The Hkh’Rkh faced Arashk and pointed at Caine. “On fight day, he dregdo. Good dregdo.” Yaargraukh’s next gesture indicated both of them. “On no fight day, we two dregdir.”
The translator started spitting out equivalences—“war,” “peace,” “leader,” “commander”—mere seconds after a relieved babble arose from the h’achgai. Arashk nodded vigorously. “Yes. We, too.” He pointed to himself. “Fight day, I dregdo. No fight day, I dregdir.” The others were producing more food from their packs, even as they thumped Hresh in what looked like joyful hazing.

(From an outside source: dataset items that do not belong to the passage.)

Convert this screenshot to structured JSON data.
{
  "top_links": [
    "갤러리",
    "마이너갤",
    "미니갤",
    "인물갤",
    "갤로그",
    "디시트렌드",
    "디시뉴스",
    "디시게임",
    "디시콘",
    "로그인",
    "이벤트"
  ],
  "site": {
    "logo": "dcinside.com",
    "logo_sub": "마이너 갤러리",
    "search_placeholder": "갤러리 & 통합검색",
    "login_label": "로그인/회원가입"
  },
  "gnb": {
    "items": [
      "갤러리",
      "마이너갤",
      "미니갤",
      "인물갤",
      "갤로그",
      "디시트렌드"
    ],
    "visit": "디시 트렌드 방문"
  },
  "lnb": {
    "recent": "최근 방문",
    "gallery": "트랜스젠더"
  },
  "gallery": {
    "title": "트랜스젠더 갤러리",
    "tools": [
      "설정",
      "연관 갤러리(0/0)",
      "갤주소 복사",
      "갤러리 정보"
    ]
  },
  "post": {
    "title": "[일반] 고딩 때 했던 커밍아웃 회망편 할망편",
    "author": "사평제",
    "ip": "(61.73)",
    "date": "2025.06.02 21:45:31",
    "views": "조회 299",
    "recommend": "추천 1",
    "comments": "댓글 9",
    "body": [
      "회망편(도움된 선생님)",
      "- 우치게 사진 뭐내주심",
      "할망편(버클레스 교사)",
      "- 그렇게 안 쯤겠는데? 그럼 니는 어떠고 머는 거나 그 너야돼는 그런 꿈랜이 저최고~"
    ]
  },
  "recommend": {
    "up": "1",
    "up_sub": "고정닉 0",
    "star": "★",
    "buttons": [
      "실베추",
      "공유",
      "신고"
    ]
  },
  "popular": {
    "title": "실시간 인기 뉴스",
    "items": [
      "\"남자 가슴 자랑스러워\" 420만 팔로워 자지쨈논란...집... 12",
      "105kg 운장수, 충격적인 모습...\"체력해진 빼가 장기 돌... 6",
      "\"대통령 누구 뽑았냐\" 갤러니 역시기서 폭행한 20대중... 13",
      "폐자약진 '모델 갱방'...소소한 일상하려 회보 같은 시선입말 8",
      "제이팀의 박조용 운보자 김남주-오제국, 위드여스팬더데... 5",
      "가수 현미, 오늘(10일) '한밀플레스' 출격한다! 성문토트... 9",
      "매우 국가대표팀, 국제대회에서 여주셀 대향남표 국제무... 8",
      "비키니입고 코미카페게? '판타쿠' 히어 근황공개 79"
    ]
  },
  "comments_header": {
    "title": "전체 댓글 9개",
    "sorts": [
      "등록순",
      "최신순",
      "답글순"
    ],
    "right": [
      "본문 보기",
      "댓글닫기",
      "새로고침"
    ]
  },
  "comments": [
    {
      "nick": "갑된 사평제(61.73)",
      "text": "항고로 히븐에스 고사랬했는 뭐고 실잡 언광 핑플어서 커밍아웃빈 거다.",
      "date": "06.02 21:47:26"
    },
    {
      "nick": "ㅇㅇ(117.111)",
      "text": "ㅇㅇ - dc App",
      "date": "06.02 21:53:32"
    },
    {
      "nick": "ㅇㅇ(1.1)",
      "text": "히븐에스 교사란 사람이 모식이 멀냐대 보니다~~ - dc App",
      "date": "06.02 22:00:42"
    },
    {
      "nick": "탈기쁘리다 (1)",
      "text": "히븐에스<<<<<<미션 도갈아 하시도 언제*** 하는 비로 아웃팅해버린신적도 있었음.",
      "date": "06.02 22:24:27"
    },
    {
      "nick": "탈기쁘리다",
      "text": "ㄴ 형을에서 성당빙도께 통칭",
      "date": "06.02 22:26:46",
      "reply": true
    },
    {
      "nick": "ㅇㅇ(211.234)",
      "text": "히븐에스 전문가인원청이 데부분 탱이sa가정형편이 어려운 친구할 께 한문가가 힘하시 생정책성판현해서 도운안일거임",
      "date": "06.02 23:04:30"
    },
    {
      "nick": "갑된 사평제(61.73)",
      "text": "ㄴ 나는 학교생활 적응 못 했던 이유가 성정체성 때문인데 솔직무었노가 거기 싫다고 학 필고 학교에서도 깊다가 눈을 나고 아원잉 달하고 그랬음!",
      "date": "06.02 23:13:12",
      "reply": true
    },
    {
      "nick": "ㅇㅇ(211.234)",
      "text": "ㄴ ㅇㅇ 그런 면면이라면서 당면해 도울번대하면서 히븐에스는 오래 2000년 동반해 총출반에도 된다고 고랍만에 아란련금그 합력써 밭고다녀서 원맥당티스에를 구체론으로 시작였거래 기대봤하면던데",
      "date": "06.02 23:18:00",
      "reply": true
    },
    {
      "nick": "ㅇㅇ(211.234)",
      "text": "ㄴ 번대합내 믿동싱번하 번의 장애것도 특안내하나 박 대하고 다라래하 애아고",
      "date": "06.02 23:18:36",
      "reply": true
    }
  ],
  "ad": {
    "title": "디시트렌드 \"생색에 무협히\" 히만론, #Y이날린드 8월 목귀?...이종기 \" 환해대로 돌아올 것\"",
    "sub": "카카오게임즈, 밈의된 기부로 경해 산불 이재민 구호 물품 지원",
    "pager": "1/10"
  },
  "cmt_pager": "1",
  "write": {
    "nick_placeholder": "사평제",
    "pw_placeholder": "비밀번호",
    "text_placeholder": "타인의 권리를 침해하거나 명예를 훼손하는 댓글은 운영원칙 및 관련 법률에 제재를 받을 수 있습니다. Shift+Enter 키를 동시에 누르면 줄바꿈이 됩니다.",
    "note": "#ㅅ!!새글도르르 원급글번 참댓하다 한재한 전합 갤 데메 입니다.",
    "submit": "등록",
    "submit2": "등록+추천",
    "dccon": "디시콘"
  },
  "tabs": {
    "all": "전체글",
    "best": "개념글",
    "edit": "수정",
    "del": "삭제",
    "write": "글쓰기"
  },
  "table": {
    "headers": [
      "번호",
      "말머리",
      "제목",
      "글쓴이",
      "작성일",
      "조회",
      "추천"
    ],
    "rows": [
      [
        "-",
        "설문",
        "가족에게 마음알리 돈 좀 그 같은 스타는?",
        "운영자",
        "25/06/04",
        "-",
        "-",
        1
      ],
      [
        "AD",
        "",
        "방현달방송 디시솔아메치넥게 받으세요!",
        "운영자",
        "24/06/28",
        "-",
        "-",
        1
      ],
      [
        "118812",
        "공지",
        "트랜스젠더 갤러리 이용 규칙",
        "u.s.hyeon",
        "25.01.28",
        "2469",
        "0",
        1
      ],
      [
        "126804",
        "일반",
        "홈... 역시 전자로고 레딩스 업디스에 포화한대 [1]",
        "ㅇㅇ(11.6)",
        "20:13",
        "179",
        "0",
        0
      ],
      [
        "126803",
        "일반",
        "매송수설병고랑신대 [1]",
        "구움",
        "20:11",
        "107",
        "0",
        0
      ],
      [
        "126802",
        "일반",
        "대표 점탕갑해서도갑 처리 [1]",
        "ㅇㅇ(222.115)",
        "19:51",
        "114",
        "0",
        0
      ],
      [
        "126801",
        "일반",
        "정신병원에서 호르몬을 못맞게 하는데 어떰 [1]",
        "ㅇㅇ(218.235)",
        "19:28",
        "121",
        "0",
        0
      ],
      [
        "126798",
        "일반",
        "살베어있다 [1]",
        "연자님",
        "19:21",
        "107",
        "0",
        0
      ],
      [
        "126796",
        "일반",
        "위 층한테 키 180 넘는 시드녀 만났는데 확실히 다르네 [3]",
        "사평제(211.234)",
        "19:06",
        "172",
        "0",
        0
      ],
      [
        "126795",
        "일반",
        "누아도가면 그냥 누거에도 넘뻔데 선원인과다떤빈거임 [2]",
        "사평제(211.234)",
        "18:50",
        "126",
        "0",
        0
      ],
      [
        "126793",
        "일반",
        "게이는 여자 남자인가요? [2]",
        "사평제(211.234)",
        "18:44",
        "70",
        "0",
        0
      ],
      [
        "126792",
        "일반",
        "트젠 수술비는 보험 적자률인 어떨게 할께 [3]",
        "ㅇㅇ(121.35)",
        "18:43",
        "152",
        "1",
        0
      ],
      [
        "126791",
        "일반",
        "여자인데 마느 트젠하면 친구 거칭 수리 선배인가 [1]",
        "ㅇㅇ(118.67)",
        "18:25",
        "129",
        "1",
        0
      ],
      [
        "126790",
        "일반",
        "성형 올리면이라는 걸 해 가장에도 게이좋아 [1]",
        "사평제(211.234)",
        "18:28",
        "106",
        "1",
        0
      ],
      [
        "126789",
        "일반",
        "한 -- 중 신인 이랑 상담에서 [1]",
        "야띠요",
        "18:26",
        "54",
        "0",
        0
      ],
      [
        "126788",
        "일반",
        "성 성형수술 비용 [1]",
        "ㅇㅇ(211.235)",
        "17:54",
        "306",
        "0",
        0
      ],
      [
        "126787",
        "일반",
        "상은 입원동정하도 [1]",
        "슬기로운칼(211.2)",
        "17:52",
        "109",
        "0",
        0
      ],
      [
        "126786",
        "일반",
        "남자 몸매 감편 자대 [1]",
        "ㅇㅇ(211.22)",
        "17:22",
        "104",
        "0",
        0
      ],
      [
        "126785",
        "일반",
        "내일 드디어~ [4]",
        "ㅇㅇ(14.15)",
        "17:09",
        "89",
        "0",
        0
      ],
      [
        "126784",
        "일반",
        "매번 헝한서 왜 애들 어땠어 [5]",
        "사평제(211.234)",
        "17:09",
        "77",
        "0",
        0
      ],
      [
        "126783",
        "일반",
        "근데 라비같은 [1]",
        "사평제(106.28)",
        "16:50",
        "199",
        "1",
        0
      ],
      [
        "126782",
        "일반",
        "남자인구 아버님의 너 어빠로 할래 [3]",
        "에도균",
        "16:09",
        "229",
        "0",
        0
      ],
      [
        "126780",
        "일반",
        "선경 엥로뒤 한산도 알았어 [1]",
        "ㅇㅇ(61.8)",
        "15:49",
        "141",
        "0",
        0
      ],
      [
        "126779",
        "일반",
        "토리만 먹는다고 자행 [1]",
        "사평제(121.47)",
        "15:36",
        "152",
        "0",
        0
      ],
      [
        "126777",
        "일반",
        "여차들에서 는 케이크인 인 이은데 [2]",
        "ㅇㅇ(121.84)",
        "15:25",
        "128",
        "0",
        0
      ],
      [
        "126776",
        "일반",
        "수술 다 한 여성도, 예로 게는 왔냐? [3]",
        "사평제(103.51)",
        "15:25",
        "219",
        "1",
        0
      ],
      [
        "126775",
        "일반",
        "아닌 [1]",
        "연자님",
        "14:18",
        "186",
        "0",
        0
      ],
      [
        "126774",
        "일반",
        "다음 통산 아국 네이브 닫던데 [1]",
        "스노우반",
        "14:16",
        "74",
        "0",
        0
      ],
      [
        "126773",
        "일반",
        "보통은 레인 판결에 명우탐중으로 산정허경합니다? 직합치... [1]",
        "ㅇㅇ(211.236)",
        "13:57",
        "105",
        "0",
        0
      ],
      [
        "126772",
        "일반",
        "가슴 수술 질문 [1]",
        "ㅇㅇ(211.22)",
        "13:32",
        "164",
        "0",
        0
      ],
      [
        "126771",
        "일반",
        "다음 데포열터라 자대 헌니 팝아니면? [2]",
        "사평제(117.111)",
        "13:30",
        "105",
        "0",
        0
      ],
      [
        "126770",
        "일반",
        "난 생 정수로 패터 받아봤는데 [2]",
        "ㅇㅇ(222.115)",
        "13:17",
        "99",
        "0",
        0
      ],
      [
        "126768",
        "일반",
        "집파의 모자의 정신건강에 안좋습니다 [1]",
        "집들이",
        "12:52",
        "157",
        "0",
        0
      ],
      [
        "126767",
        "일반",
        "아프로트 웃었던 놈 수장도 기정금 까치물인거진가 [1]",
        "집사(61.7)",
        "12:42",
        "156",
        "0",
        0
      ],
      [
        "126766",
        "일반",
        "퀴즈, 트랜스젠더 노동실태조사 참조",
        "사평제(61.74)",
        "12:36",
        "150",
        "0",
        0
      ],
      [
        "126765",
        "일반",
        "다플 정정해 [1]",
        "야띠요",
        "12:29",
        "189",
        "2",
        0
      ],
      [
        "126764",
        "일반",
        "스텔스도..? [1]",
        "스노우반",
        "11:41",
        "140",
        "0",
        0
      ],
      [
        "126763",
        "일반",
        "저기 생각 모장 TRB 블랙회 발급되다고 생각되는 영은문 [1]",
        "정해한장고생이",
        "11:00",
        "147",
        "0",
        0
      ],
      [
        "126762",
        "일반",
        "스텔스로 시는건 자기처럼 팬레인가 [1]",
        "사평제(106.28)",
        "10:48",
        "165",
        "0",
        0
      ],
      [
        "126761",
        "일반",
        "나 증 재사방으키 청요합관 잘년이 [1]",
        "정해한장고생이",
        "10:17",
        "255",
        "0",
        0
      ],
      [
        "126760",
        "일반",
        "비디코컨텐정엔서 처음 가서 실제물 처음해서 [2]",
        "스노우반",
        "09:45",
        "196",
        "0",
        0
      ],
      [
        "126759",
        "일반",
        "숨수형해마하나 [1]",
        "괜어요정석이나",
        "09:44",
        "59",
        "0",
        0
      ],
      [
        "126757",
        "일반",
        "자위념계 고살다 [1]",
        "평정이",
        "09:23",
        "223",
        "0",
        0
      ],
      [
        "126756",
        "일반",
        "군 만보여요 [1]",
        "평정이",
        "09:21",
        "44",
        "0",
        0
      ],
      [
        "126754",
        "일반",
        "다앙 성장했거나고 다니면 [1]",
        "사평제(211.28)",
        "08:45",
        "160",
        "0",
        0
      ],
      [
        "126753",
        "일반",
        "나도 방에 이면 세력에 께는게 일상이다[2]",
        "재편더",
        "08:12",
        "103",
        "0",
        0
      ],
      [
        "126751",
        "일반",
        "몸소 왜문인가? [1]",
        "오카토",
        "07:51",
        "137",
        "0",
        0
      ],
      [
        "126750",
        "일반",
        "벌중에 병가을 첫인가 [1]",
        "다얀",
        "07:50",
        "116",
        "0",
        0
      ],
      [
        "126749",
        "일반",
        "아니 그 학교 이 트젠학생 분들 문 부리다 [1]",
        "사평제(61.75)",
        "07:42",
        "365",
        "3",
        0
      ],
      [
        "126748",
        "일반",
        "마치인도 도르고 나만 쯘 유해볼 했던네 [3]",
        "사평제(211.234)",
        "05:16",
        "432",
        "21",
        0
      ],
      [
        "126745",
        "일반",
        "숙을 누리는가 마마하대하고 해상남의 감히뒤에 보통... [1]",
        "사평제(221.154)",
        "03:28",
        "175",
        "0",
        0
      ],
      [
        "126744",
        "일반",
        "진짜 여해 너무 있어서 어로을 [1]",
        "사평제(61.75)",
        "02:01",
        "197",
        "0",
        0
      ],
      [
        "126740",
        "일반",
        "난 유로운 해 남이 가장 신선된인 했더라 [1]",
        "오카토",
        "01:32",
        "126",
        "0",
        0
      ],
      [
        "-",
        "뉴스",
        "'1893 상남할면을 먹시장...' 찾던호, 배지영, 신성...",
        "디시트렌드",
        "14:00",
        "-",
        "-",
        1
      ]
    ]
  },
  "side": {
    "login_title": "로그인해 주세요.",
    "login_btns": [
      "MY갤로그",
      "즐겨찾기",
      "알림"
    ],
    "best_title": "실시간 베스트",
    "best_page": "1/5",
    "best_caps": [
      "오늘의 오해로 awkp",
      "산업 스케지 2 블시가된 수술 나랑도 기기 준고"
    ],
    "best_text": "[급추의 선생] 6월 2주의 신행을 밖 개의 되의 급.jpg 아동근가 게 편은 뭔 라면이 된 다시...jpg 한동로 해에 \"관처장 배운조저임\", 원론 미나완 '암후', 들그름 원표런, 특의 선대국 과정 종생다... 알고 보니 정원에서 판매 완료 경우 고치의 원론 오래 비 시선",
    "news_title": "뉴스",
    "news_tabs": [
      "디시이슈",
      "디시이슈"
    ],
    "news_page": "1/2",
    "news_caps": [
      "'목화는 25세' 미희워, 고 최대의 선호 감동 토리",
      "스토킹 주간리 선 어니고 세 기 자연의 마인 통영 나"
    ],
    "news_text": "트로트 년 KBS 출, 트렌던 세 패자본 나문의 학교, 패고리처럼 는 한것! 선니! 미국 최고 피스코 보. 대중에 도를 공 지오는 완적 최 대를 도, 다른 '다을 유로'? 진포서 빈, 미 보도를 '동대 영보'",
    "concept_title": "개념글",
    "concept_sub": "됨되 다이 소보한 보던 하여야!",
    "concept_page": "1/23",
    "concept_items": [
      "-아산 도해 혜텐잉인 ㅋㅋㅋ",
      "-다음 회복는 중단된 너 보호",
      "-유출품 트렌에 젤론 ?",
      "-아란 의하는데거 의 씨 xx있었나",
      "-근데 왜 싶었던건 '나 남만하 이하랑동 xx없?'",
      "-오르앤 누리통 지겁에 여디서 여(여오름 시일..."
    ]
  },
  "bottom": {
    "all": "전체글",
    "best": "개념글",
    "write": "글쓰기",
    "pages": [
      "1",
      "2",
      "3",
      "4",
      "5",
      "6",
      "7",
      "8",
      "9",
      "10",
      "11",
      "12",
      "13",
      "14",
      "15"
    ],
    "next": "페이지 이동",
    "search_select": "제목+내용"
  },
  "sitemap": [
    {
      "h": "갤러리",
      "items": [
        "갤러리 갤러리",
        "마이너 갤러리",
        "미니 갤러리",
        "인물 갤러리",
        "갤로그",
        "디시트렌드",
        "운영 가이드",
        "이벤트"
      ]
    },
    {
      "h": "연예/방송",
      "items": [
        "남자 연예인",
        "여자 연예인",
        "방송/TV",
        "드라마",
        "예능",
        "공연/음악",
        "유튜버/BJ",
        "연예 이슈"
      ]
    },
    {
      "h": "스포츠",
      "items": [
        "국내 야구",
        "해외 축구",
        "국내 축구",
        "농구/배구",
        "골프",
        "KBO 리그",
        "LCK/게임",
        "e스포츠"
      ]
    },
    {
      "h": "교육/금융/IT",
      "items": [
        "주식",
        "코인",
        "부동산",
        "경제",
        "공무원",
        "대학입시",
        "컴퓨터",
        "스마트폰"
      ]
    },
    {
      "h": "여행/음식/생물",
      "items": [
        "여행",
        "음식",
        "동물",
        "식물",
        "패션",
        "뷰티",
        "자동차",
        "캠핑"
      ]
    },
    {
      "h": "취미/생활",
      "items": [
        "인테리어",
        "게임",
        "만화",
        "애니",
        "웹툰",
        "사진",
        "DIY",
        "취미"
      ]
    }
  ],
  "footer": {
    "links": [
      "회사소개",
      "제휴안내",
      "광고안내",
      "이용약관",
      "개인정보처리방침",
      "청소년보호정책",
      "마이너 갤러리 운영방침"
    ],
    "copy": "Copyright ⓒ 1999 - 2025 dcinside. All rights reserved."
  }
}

Caine nodded, hated to utter the word that might dampen the lighter spirits, but it had to be done. He cleared his throat. “Arashk, Hresh: bad word comes.”
Arashk’s face became sober.
“X’qai leaders make you bow to high hand, all fingers wide?”
Arashk’s nod was even more savage than those of the other four.
Riordan sighed, shrugged apologetically. “You tell me x’qai? Tell me all?”
With a feral smile at the two strangers’ weapons, armor, and gear, Arashk’s answer was a feral growl: “Yes. I tell you x’qai—all day, all night.”